С неохотой перевожу взгляд от ботинок к лицу — тот самый водитель. Смотрит с сочувствием, в голосе тревога, но мне чудится, что он здесь по приказу Яра, чтобы лишить меня девственности. Подтягиваюсь и хлопаю дверью перед его носом. Быстро щелкаю замком, приваливаюсь к двери.
— У вас все хорошо? — не унимается.
Молчу, дрожу от страха и нервов и думаю, скорей бы рассвет, скорей бы начали ходить трамваи, чтобы сбежать в привычную безопасность. Но это все напускное, морок. Красной вспышкой пронзает явь: никуда не уйду без объятий и поцелуев Яра!
Прислушиваюсь — тихо за дверью. Выжидаю минуту, чтобы наверняка, открываю дверь и выскальзываю в коридор.
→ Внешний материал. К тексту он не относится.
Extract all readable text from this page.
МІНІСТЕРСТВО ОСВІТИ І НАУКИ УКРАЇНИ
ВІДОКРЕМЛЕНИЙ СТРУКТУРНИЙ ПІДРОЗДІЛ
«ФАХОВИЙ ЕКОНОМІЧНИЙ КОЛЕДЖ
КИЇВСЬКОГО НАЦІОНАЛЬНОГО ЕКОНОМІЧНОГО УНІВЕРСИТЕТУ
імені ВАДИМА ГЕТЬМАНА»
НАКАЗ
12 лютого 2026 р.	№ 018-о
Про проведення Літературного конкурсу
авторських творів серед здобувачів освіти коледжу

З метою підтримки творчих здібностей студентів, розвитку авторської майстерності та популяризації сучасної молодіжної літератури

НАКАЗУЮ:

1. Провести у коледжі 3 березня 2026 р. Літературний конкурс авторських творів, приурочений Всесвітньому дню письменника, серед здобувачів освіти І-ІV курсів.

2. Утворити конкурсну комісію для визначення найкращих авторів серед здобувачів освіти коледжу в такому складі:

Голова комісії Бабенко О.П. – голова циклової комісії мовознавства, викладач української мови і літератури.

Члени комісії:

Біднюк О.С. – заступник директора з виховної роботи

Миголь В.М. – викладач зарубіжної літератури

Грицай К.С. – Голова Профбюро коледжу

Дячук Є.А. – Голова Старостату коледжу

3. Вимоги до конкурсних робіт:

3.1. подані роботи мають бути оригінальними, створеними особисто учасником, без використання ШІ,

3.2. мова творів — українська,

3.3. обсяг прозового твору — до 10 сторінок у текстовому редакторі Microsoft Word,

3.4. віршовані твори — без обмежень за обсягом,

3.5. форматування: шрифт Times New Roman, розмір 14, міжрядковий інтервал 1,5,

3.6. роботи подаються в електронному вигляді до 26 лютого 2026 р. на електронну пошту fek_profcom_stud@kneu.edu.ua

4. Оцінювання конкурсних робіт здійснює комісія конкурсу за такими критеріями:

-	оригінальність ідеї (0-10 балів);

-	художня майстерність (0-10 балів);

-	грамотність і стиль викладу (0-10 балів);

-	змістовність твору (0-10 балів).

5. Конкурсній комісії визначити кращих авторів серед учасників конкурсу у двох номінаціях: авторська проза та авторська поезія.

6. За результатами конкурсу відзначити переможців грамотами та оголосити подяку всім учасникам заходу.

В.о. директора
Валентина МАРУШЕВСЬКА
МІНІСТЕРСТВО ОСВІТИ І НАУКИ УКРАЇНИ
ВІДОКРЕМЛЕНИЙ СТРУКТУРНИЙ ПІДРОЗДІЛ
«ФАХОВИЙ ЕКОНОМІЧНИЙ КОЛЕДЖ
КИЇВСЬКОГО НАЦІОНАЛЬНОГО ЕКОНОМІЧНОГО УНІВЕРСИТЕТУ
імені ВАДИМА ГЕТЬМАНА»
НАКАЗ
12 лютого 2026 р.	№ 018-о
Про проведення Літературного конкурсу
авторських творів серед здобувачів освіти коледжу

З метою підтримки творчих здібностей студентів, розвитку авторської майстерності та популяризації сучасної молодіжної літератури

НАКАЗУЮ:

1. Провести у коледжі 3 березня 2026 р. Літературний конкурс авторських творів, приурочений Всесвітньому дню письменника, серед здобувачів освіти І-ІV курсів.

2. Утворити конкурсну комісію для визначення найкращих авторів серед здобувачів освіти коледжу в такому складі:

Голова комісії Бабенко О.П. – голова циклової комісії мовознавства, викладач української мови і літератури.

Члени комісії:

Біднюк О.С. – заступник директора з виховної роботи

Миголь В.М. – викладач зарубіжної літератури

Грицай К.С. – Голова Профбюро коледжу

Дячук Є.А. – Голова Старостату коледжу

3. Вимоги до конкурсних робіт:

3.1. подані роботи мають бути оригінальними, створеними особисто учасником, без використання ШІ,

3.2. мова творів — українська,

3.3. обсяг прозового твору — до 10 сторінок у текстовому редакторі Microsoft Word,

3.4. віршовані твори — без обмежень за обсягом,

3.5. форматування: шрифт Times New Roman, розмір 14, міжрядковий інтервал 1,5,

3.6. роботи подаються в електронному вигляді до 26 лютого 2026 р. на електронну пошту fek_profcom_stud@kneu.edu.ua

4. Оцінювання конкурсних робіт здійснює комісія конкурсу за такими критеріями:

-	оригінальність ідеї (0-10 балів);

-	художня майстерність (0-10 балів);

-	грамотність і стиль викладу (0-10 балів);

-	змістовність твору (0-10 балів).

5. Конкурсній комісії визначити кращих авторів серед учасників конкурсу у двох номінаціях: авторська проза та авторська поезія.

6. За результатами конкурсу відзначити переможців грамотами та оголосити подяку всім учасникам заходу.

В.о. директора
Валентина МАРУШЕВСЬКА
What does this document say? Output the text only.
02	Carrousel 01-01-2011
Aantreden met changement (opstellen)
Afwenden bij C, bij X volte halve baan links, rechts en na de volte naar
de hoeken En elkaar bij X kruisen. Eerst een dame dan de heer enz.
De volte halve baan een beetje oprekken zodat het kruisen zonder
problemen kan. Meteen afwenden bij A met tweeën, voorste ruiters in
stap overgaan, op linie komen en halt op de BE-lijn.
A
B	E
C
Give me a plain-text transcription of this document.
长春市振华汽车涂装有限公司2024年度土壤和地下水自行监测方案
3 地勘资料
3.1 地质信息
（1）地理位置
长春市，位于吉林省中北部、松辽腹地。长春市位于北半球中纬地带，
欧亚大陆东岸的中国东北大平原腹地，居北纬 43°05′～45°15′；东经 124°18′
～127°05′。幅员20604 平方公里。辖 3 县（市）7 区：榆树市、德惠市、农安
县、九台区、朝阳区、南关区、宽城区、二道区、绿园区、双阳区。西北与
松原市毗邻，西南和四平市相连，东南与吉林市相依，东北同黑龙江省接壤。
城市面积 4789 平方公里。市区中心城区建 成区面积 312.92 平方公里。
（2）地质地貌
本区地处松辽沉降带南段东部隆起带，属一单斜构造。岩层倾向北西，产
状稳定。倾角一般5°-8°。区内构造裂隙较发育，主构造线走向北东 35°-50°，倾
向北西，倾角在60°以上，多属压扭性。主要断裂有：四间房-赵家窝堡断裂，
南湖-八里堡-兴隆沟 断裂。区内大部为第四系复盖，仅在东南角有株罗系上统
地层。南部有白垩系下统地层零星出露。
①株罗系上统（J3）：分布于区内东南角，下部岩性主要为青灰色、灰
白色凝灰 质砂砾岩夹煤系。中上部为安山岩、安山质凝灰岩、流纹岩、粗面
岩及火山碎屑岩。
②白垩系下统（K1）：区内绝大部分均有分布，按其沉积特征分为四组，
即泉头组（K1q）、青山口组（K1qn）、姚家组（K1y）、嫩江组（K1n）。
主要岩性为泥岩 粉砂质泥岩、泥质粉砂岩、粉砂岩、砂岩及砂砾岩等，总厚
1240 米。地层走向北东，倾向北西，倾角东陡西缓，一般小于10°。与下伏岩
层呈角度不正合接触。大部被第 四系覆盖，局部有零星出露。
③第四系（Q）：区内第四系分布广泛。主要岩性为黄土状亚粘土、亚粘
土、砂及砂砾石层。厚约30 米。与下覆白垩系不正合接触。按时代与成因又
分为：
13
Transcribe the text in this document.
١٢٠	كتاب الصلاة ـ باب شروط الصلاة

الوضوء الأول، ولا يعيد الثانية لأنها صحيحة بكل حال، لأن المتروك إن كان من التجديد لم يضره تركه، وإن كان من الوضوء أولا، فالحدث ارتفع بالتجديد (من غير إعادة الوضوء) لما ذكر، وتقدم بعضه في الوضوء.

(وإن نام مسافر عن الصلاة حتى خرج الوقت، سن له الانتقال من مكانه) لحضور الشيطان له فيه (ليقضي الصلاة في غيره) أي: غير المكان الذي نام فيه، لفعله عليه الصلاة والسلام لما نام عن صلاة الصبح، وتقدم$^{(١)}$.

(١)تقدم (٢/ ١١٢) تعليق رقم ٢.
Приглушенные голоса, шаги в штабе охраны. Как воришка крадусь мимо, потом озаряет: дом, наверняка, нашпигован камерами! Останавливаюсь, выпрямляю спину, нос кверху. Прогуливаюсь, да, наверх, да, в комнату их хозяина. Видят — и что? Их это не касается!
Только если насчет меня оставлены четкие инструкции…
Жду, что выбегут, скрутят руки, крикнут: «Назад! Не велено!», как в боевиках, но никто не выходит, руки свободны, и ноги мои несут на второй этаж. Первая дверь? Вторая? Прохожу мимо, тянет почему-то к третьей. Мне кажется, я улавливаю нотки сандала.
Открываю дверь, взгляд упирается в мужскую спину на фоне окна в пол. Полумрак, как в средневековье вместо освещения канделябры и свечи. Прикрываю за собой дверь. Иду по ковролину белоснежного цвета.
Наверняка слышал, что кто-то вошел, слышал, но не оборачивается.
Молчит.
Делаю шаг к нему, второй, третий, утыкаюсь лицом в напряженную спину, вдыхаю так волнующий меня запах.
— Ты что-то хотела?
Сколько прошло времени в полном молчании? Час? Два? Или минута? Мне хорошо с ним, говорить совершенно не хочется, объяснять очевидное тянет еще меньше.
— Да, — говорю я, — хотела.
И снова молчим.
— Что? — наконец, спрашивает.
Мои руки лианами оплетают его торс, одна спускается вниз, вторая ползет к твердой груди. Он все еще ждет ответа? Или уже догадался? Я думаю, он знал его еще до моего прихода, а сейчас, как и в баре, играет.